BAP 9

DİNLE, ey İsrail; senden daha büyük ve kudretli milletleri, büyük ve uzun boylu bir kavmı,
2. senin bildiğin, ve haklarında: Anak oğullarının karşısında kim durabilir? denildiğini işittiğin Anak oğullarını, göklere kadar duvarlı şehirleri mülk olarak almak üzre içeri girmek için bugün Erdenden geçiyorsun.
3. Ve bugün bil ki, senin önünde geçen Allahın RABDİR, o yiyip bitiren ateştir; onları helâk edecek, ve senin önünde onlara boyun iğdirecektir; ve onları kovacaksın, ve RABBİN sana söylediği gibi onları çabuk yok edeceksin.
4. Allahın RAB senin önünde onları dışarı attıktan sonra, yüreğinde: Salâhımdan dolayı bu diyarı mülk olarak almak için RAB beni içeri getirdi, diye söyleme; ancak bu milletlerin kötülüğünden dolayı onları senin önünden kovuyor.

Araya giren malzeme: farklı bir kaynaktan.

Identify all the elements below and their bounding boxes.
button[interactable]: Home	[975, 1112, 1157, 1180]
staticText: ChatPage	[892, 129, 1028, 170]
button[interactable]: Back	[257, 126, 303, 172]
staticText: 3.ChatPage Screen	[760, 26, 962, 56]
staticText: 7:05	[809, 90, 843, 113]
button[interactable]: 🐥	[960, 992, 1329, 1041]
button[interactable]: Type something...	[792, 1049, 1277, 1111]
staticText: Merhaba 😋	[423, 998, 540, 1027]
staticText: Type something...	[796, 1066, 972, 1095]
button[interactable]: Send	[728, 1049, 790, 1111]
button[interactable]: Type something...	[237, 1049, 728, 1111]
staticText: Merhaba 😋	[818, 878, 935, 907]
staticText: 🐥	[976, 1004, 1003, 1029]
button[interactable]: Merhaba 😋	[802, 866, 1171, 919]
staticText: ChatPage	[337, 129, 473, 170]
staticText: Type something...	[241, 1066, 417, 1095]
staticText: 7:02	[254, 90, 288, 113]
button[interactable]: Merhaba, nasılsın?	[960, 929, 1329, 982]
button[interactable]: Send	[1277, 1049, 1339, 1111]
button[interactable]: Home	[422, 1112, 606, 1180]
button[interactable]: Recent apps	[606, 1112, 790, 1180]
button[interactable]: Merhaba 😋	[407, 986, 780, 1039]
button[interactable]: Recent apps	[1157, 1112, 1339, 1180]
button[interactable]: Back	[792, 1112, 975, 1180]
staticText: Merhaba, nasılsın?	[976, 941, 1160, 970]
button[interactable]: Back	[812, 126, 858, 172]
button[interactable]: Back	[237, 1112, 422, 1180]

5. Onların diyarını mülk olarak almak için senin içeriye girmekliğin salâhından dolayı değil, ve yüreğinin doğruluğundan dolayı değildir; ancak bu milletlerin kötülüğünden dolayı, ve RABBİN atalarına, İbrahime, İshaka, ve Yakuba and ettiği sözü sabit kılmak için Allahın RAB onları senin önünden kovuyor.
6. Ve bileceksin ki, bu iyi diyarı mülk edinmek için, Allahın RAB senin salâhından dolayı sana onu vermiyor; çünkü sen sert enseli bir kavmsın.
7. Allahın RABBİ çölde öfkelendirdiğini hatırla, unutma; Mısır diyarından çıktığın günden bu yere gelinciye kadar, RABBE karşı âsi oldunuz.
8. Ve Horebde RABBİ öfkelendirdiniz, ve RAB sizi helâk etmek için gazaba geldi.
9. Taş levhaları, RABBİN sizinle ettiği ahdin levhalarını almak için dağa çıktığım zaman, dağda kırk gün kırk gece kaldım; ekmek yemedim ve su içmedim.
10. Ve RAB bana Allahın parmağı ile yazılmış iki taş levhayı verdi; ve onların üzerinde, toplantı gününde, dağda ateşin içinden RABBİN sizinle söyleştiği bütün sözlere göre yazılmıştı.
11. Ve vaki oldu ki, kırk günün ve kırk gecenin sonunda, RAB bana iki taş levhayı, ahit levhalarını verdi.
12. Ve RAB bana dedi: Kalk, buradan çabuk in; çünkü Mısırdan çıkardığın kavmın fesada düştü; onlara emrettiğim yoldan çabuk saptılar; kendilerine dökme bir put yaptılar.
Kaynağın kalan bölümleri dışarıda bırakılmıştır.